At SAU, Atem experienced the antithesis of his childhood: a welcoming community of faith, full of mentors and friends ready to invest in his life. “They were the best years of my life,” he says. “I tried to soak in Christ, have relationships, build a vision. I had great teachers who poured themselves into my life, who encouraged me to do my best and do it for Christ. I came to truly know who I was.” And with that knowledge came the call. Atem knew he had survived the horrors of the previous decade for a reason: Make sure nobody else has to experience that. Just as people at SAU had paid forward their expertise and good fortune, so would he. Before graduating, Atem began planning what exactly that looked like. He envisioned a health clinic in the region of Sudan he was once forced to flee, bringing health and hope where it was once lost. He wanted to redeem the place that had been his home. With the receipt of a $20 donation to his cause, the seed had been planted.

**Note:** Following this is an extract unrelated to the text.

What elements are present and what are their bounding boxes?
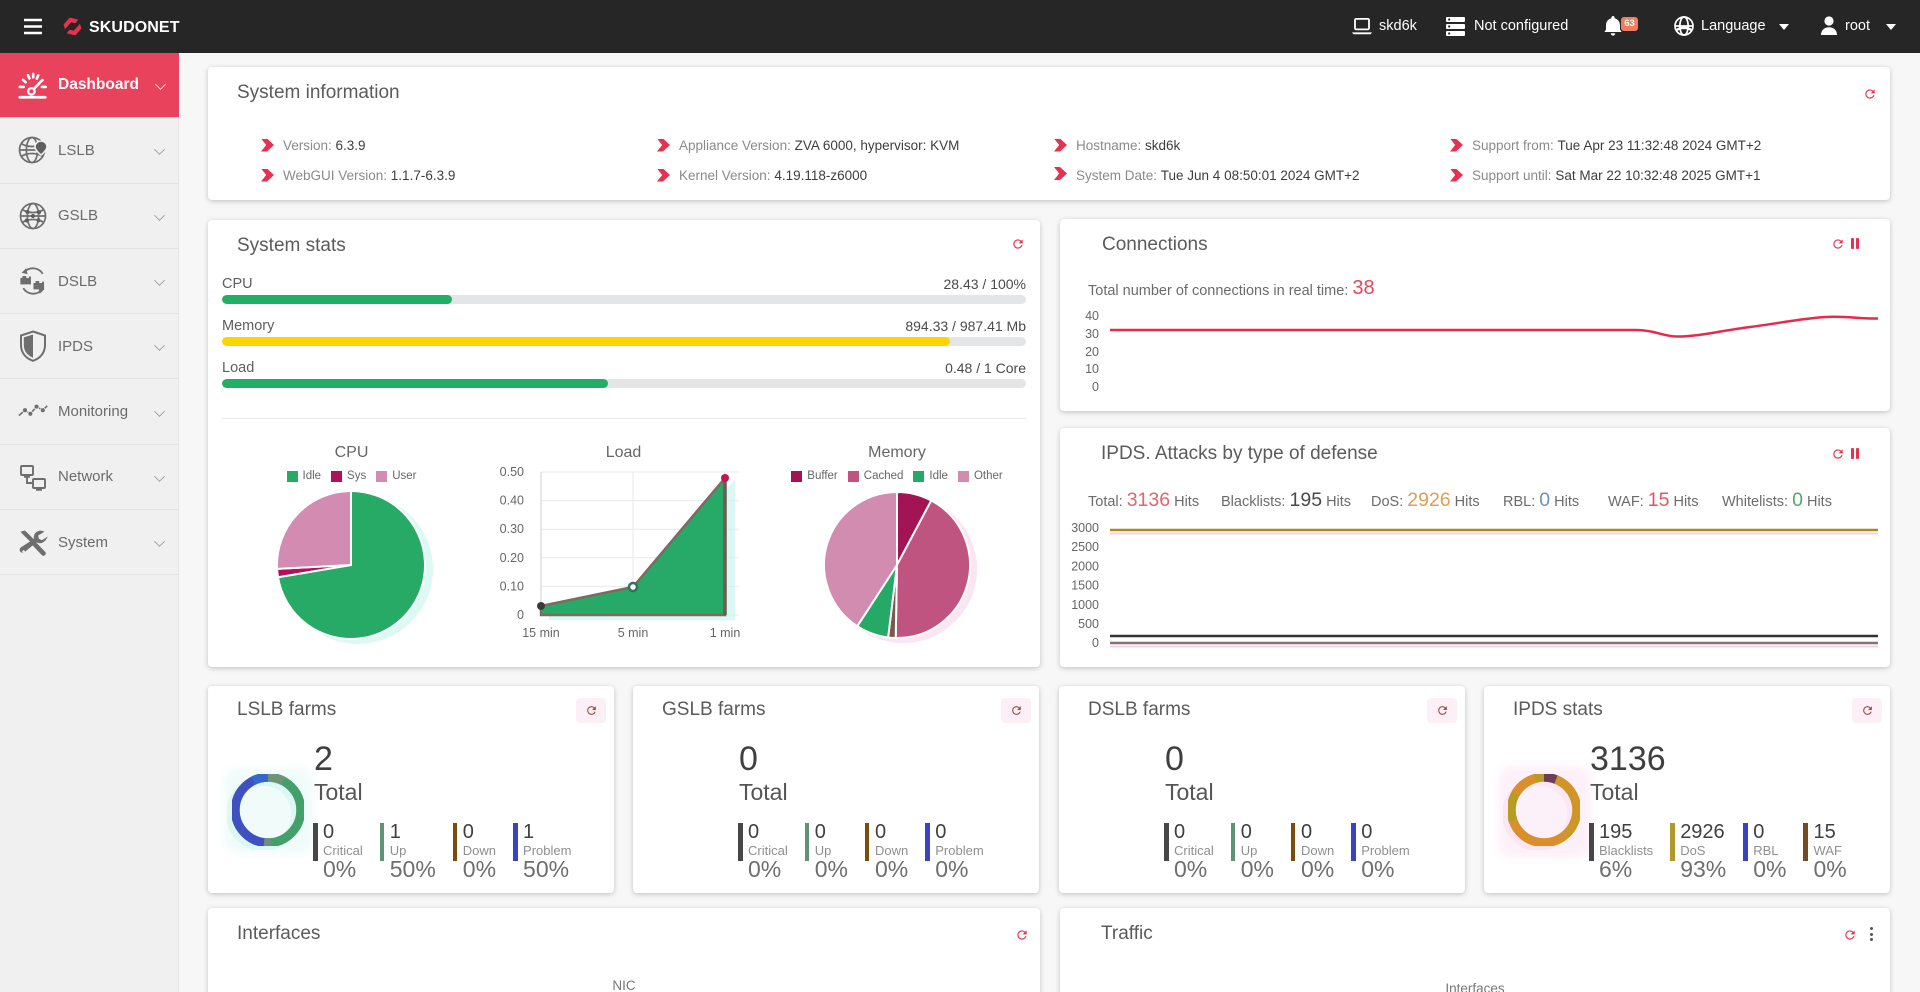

Soon that seed sprouted and grew when Atem co-founded the South Sudan Healthcare Organization (SSHCO) with Lual Deng, another lost boy he had met. After graduating in 2008, Atem enrolled at Michigan State University and was awarded his Master of Public Health the following year. In 2011, he began working on a doctorate in public health at the University of Florida, driven by his passion to help others. During that time, he married and began a family, conducted research as a graduate student and continued to operate and grow SSHCO as its president.

In 2017, Atem successfully defended his dissertation and was awarded his Doctor of Philosophy. By that time, he had also raised $800,000 toward building a clinic in the village of Maar, his hometown. Over the years, he had stumped at churches, universities and other forums, sharing his story and entreating those in attendance to aid SSHCO in its public health and education endeavors. Since its creation, the clinic has provided unprecedented levels of healthcare to the people of Maar and the surrounding area. Up to 3,000 patients a month are treated, everyone for less than five dollars a person. Moving into the future, Atem hopes SSHCO will provide resources and funding to South Sudanese individuals who wish to pursue careers in the medical field and ensure wider access to healthcare across the country.

“We Christians are to position ourselves into any sort of leadership that will make an impact,” says Atem. “Just saying ‘I am Christian’ is not enough, not enough to get you through the world. Be diligent in your work, be a steward of the earth. Be grateful where you are. I was grateful when I was at SAU, a small Christian school. But my education there mattered. It gave me a foundation that will last forever.” Like Tabor and Martinez, Atem embodies the generosity of spirit Christ modeled when he gave of himself to the poor, the sick, the destitute, the untouchable. In Christ’s teachings, we see a Kingdom without borders. These SAU alumni, like their professors and mentors, are actively working to realize that Kingdom, God’s Kingdom, on earth, as it is in heaven.